In a statement, the Chief Executive Officer, CPPE, Muda Yusuf, said while public health concerns such as diabetes and cardiovascular diseases deserve attention, imposing an additional sugar-specific tax was economically risky and poorly suited to Nigeria’s current realities of high inflation, weak consumer purchasing power and rising production costs.

Yusuf who insisted that the food and beverage sector remains the backbone of Nigeria’s manufacturing industry, said the industry supports millions of livelihoods across farming, processing, packaging, logistics, wholesale and retail trade, and hospitality.
He remarked that any policy that weakens this ecosystem could have far-reaching consequences, including job losses, lower household incomes and reduced investment.
Yusuf argued that proposals for sugar taxation in Nigeria are often influenced by global policy templates that do not adequately reflect local conditions.

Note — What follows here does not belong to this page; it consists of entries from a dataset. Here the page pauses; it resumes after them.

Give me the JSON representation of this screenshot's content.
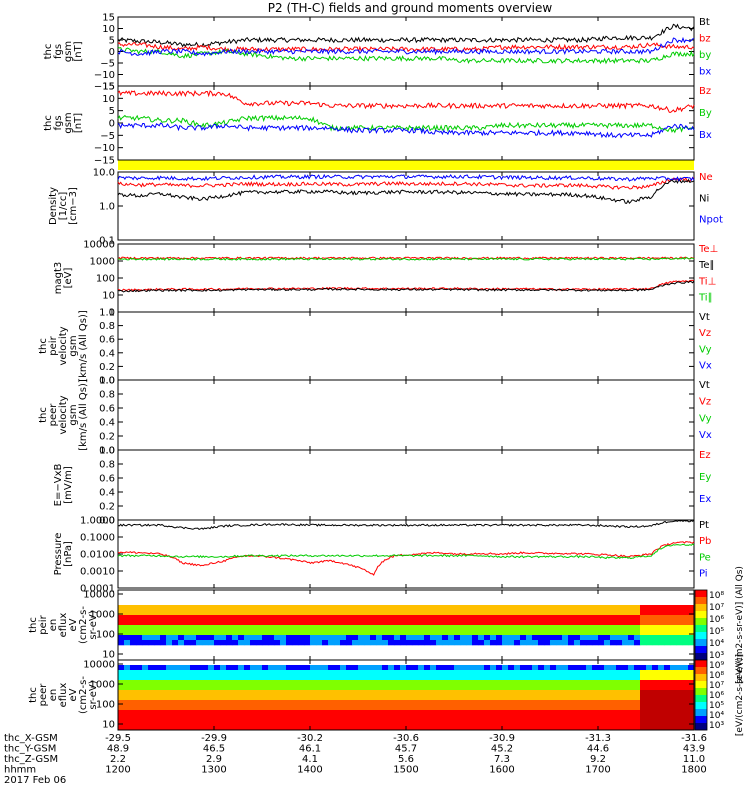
{
  "chart_data": {
    "type": "line",
    "title": "P2 (TH-C) fields and ground moments overview",
    "x": {
      "ticks": [
        "1200",
        "1300",
        "1400",
        "1500",
        "1600",
        "1700",
        "1800"
      ],
      "range_hhmm": [
        "1200",
        "1800"
      ]
    },
    "ephemeris": {
      "labels": [
        "thc_X-GSM",
        "thc_Y-GSM",
        "thc_Z-GSM",
        "hhmm"
      ],
      "date": "2017 Feb 06",
      "rows": [
        [
          "-29.5",
          "-29.9",
          "-30.2",
          "-30.6",
          "-30.9",
          "-31.3",
          "-31.6"
        ],
        [
          "48.9",
          "46.5",
          "46.1",
          "45.7",
          "45.2",
          "44.6",
          "43.9"
        ],
        [
          "2.2",
          "2.9",
          "4.1",
          "5.6",
          "7.3",
          "9.2",
          "11.0"
        ],
        [
          "1200",
          "1300",
          "1400",
          "1500",
          "1600",
          "1700",
          "1800"
        ]
      ]
    },
    "panels": [
      {
        "ylabel": [
          "thc",
          "fgs",
          "gsm",
          "[nT]"
        ],
        "yticks": [
          "15",
          "10",
          "5",
          "0",
          "−5",
          "−10",
          "−15"
        ],
        "ylim": [
          -15,
          15
        ],
        "legend": [
          {
            "name": "Bt",
            "color": "#000000"
          },
          {
            "name": "bz",
            "color": "#ff0000"
          },
          {
            "name": "by",
            "color": "#00cc00"
          },
          {
            "name": "bx",
            "color": "#0000ff"
          }
        ],
        "series": [
          {
            "name": "Bt",
            "values": [
              5,
              4.5,
              4,
              3,
              3,
              4,
              5,
              5,
              5,
              5,
              5,
              5,
              5,
              5,
              5,
              5,
              5,
              5,
              5,
              5,
              5,
              5,
              5,
              6,
              6,
              6,
              11,
              10
            ]
          },
          {
            "name": "bz",
            "values": [
              3,
              3,
              2,
              1,
              2,
              1,
              1,
              1,
              1,
              1,
              1,
              1,
              1,
              1,
              1,
              1,
              1,
              1,
              2,
              2,
              2,
              2,
              2,
              2,
              2,
              3,
              2,
              2
            ]
          },
          {
            "name": "by",
            "values": [
              1,
              0,
              0,
              -2,
              -1,
              0,
              -1,
              -2,
              -3,
              -3,
              -3,
              -3,
              -3,
              -3,
              -3,
              -3,
              -4,
              -4,
              -4,
              -4,
              -4,
              -4,
              -4,
              -4,
              -4,
              -4,
              -1,
              -1
            ]
          },
          {
            "name": "bx",
            "values": [
              0,
              -1,
              0,
              0,
              -1,
              0,
              0,
              0,
              0,
              0,
              0,
              0,
              0,
              0,
              0,
              0,
              0,
              0,
              0,
              0,
              0,
              0,
              0,
              0,
              0,
              0,
              5,
              5
            ]
          }
        ]
      },
      {
        "ylabel": [
          "thc",
          "fgs",
          "gsm",
          "[nT]"
        ],
        "yticks": [
          "15",
          "10",
          "5",
          "0",
          "−5",
          "−10",
          "−15"
        ],
        "ylim": [
          -15,
          15
        ],
        "legend": [
          {
            "name": "Bz",
            "color": "#ff0000"
          },
          {
            "name": "By",
            "color": "#00cc00"
          },
          {
            "name": "Bx",
            "color": "#0000ff"
          }
        ],
        "series": [
          {
            "name": "Bz",
            "values": [
              12,
              12,
              12,
              12,
              12,
              12,
              8,
              8,
              8,
              8,
              7,
              7,
              7,
              7,
              7,
              7,
              7,
              7,
              7,
              7,
              7,
              7,
              7,
              7,
              7,
              7,
              5,
              7
            ]
          },
          {
            "name": "By",
            "values": [
              2,
              2,
              1,
              1,
              -1,
              0,
              2,
              2,
              2,
              2,
              -2,
              -2,
              -2,
              -2,
              -2,
              -2,
              -2,
              -2,
              -1,
              -1,
              -1,
              -1,
              -1,
              -1,
              -1,
              -1,
              -3,
              -2
            ]
          },
          {
            "name": "Bx",
            "values": [
              -1,
              -1,
              -1,
              -2,
              -2,
              -1,
              -2,
              -2,
              -2,
              -2,
              -2,
              -3,
              -3,
              -3,
              -3,
              -4,
              -4,
              -4,
              -4,
              -4,
              -4,
              -4,
              -4,
              -5,
              -5,
              -5,
              -1,
              -2
            ]
          }
        ]
      },
      {
        "ylabel": [
          "Density",
          "[1/cc]",
          "[cm−3]"
        ],
        "yticks": [
          "10.0",
          "1.0",
          "0.1"
        ],
        "log": true,
        "ylim": [
          0.1,
          10
        ],
        "legend": [
          {
            "name": "Ne",
            "color": "#ff0000"
          },
          {
            "name": "Ni",
            "color": "#000000"
          },
          {
            "name": "Npot",
            "color": "#0000ff"
          }
        ],
        "series": [
          {
            "name": "Ne",
            "values": [
              4.5,
              4.2,
              4.3,
              4.0,
              4.0,
              4.2,
              4.5,
              4.4,
              4.4,
              4.5,
              4.4,
              4.3,
              4.5,
              4.6,
              4.5,
              4.5,
              4.6,
              4.4,
              4.2,
              4.0,
              4.0,
              4.1,
              4.0,
              3.6,
              3.5,
              3.8,
              6.2,
              6.0
            ]
          },
          {
            "name": "Ni",
            "values": [
              2.2,
              2.0,
              2.3,
              1.8,
              1.6,
              2.0,
              2.5,
              2.6,
              2.6,
              2.7,
              2.6,
              2.4,
              2.5,
              2.6,
              2.6,
              2.6,
              2.5,
              2.4,
              2.3,
              2.2,
              2.2,
              2.2,
              2.0,
              1.6,
              1.3,
              1.9,
              5.5,
              5.4
            ]
          },
          {
            "name": "Npot",
            "values": [
              6.8,
              6.6,
              6.8,
              6.5,
              6.4,
              6.7,
              7.0,
              7.2,
              7.2,
              7.3,
              7.3,
              7.2,
              7.3,
              7.4,
              7.3,
              7.3,
              7.4,
              7.2,
              7.0,
              6.9,
              6.8,
              6.8,
              6.7,
              6.3,
              6.2,
              6.6,
              6.4,
              6.3
            ]
          }
        ]
      },
      {
        "ylabel": [
          "magt3",
          "[eV]"
        ],
        "yticks": [
          "10000",
          "1000",
          "100",
          "10",
          "1"
        ],
        "log": true,
        "ylim": [
          1,
          10000
        ],
        "legend": [
          {
            "name": "Te⊥",
            "color": "#ff0000"
          },
          {
            "name": "Te∥",
            "color": "#000000"
          },
          {
            "name": "Ti⊥",
            "color": "#ff0000"
          },
          {
            "name": "Ti∥",
            "color": "#00cc00"
          }
        ],
        "series": [
          {
            "name": "Te⊥",
            "values": [
              20,
              20,
              22,
              22,
              22,
              22,
              24,
              24,
              24,
              24,
              25,
              25,
              24,
              24,
              24,
              24,
              24,
              23,
              23,
              23,
              22,
              22,
              22,
              22,
              22,
              24,
              60,
              70
            ]
          },
          {
            "name": "Te∥",
            "values": [
              17,
              18,
              19,
              19,
              19,
              19,
              21,
              21,
              21,
              21,
              22,
              22,
              21,
              21,
              21,
              21,
              21,
              20,
              20,
              20,
              20,
              20,
              19,
              19,
              19,
              21,
              50,
              60
            ]
          },
          {
            "name": "Ti⊥",
            "values": [
              1500,
              1500,
              1500,
              1500,
              1500,
              1500,
              1500,
              1500,
              1500,
              1500,
              1500,
              1500,
              1500,
              1500,
              1500,
              1500,
              1500,
              1500,
              1500,
              1500,
              1500,
              1500,
              1500,
              1500,
              1500,
              1500,
              1500,
              1500
            ]
          },
          {
            "name": "Ti∥",
            "values": [
              1300,
              1300,
              1300,
              1300,
              1300,
              1300,
              1300,
              1300,
              1300,
              1300,
              1300,
              1300,
              1300,
              1300,
              1300,
              1300,
              1300,
              1300,
              1300,
              1300,
              1300,
              1300,
              1300,
              1300,
              1300,
              1300,
              1400,
              1400
            ]
          }
        ]
      },
      {
        "ylabel": [
          "thc",
          "peir",
          "velocity",
          "gsm",
          "[km/s (All Qs)]"
        ],
        "yticks": [
          "1.0",
          "0.8",
          "0.6",
          "0.4",
          "0.2",
          "0.0"
        ],
        "ylim": [
          0,
          1
        ],
        "legend": [
          {
            "name": "Vt",
            "color": "#000000"
          },
          {
            "name": "Vz",
            "color": "#ff0000"
          },
          {
            "name": "Vy",
            "color": "#00cc00"
          },
          {
            "name": "Vx",
            "color": "#0000ff"
          }
        ],
        "series": []
      },
      {
        "ylabel": [
          "thc",
          "peer",
          "velocity",
          "gsm",
          "[km/s (All Qs)]"
        ],
        "yticks": [
          "1.0",
          "0.8",
          "0.6",
          "0.4",
          "0.2",
          "0.0"
        ],
        "ylim": [
          0,
          1
        ],
        "legend": [
          {
            "name": "Vt",
            "color": "#000000"
          },
          {
            "name": "Vz",
            "color": "#ff0000"
          },
          {
            "name": "Vy",
            "color": "#00cc00"
          },
          {
            "name": "Vx",
            "color": "#0000ff"
          }
        ],
        "series": []
      },
      {
        "ylabel": [
          "E=−VxB",
          "[mV/m]"
        ],
        "yticks": [
          "1.0",
          "0.8",
          "0.6",
          "0.4",
          "0.2",
          "0.0"
        ],
        "ylim": [
          0,
          1
        ],
        "legend": [
          {
            "name": "Ez",
            "color": "#ff0000"
          },
          {
            "name": "Ey",
            "color": "#00cc00"
          },
          {
            "name": "Ex",
            "color": "#0000ff"
          }
        ],
        "series": []
      },
      {
        "ylabel": [
          "Pressure",
          "[nPa]"
        ],
        "yticks": [
          "1.0000",
          "0.1000",
          "0.0100",
          "0.0010",
          "0.0001"
        ],
        "log": true,
        "ylim": [
          0.0001,
          1
        ],
        "legend": [
          {
            "name": "Pt",
            "color": "#000000"
          },
          {
            "name": "Pb",
            "color": "#ff0000"
          },
          {
            "name": "Pe",
            "color": "#00cc00"
          },
          {
            "name": "Pi",
            "color": "#0000ff"
          }
        ],
        "series": [
          {
            "name": "Pt",
            "values": [
              0.5,
              0.5,
              0.5,
              0.35,
              0.3,
              0.45,
              0.5,
              0.55,
              0.55,
              0.5,
              0.5,
              0.5,
              0.5,
              0.5,
              0.5,
              0.5,
              0.5,
              0.5,
              0.5,
              0.5,
              0.5,
              0.5,
              0.5,
              0.45,
              0.4,
              0.45,
              0.9,
              0.9
            ]
          },
          {
            "name": "Pb",
            "values": [
              0.013,
              0.012,
              0.01,
              0.003,
              0.002,
              0.004,
              0.008,
              0.007,
              0.005,
              0.003,
              0.004,
              0.002,
              0.0005,
              0.008,
              0.01,
              0.012,
              0.01,
              0.011,
              0.01,
              0.012,
              0.011,
              0.011,
              0.01,
              0.009,
              0.007,
              0.01,
              0.045,
              0.05
            ]
          },
          {
            "name": "Pe",
            "values": [
              0.008,
              0.008,
              0.008,
              0.007,
              0.007,
              0.007,
              0.008,
              0.008,
              0.008,
              0.008,
              0.008,
              0.008,
              0.008,
              0.008,
              0.008,
              0.008,
              0.008,
              0.008,
              0.007,
              0.007,
              0.007,
              0.007,
              0.007,
              0.006,
              0.006,
              0.008,
              0.035,
              0.035
            ]
          }
        ]
      },
      {
        "type": "heatmap",
        "ylabel": [
          "thc",
          "peir",
          "en",
          "eflux",
          "eV",
          "(cm2-s-",
          "sr-eV)"
        ],
        "yticks": [
          "10000",
          "1000",
          "100",
          "10"
        ],
        "log": true,
        "colorbar": {
          "ticks": [
            "10⁸",
            "10⁷",
            "10⁶",
            "10⁵",
            "10⁴",
            "10³"
          ],
          "label": "[eV/(cm2-s-sr-eV)] (All Qs)"
        }
      },
      {
        "type": "heatmap",
        "ylabel": [
          "thc",
          "peer",
          "en",
          "eflux",
          "eV",
          "(cm2-s-",
          "sr-eV)"
        ],
        "yticks": [
          "10000",
          "1000",
          "100",
          "10"
        ],
        "log": true,
        "colorbar": {
          "ticks": [
            "10⁹",
            "10⁸",
            "10⁷",
            "10⁶",
            "10⁵",
            "10⁴",
            "10³"
          ],
          "label": "[eV/(cm2-s-sr-eV)]"
        }
      }
    ]
  }
}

According to him, manufacturers in the non-alcoholic beverage segment are already facing heavy fiscal and cost pressures.

“The proposition of a sugar-specific tax is misplaced, economically risky, and weakly supported by empirical evidence, especially when viewed against Nigeria’s prevailing structural and macroeconomic realities.

“Existing obligations include company income tax, value-added tax, excise duties, levies on profits and imports, and multiple state and local government charges. These are compounded by high energy costs, exchange-rate volatility, elevated interest rates and expensive logistics,” he said.

The CPPE boss noted that retail prices of many non-alcoholic beverages have risen by about 50 per cent over the past two years, even without the introduction of new taxes, further squeezing consumers.

Yusuf further expressed reservation on the effectiveness of sugar taxes in addressing the root causes of non-communicable diseases in Nigeria.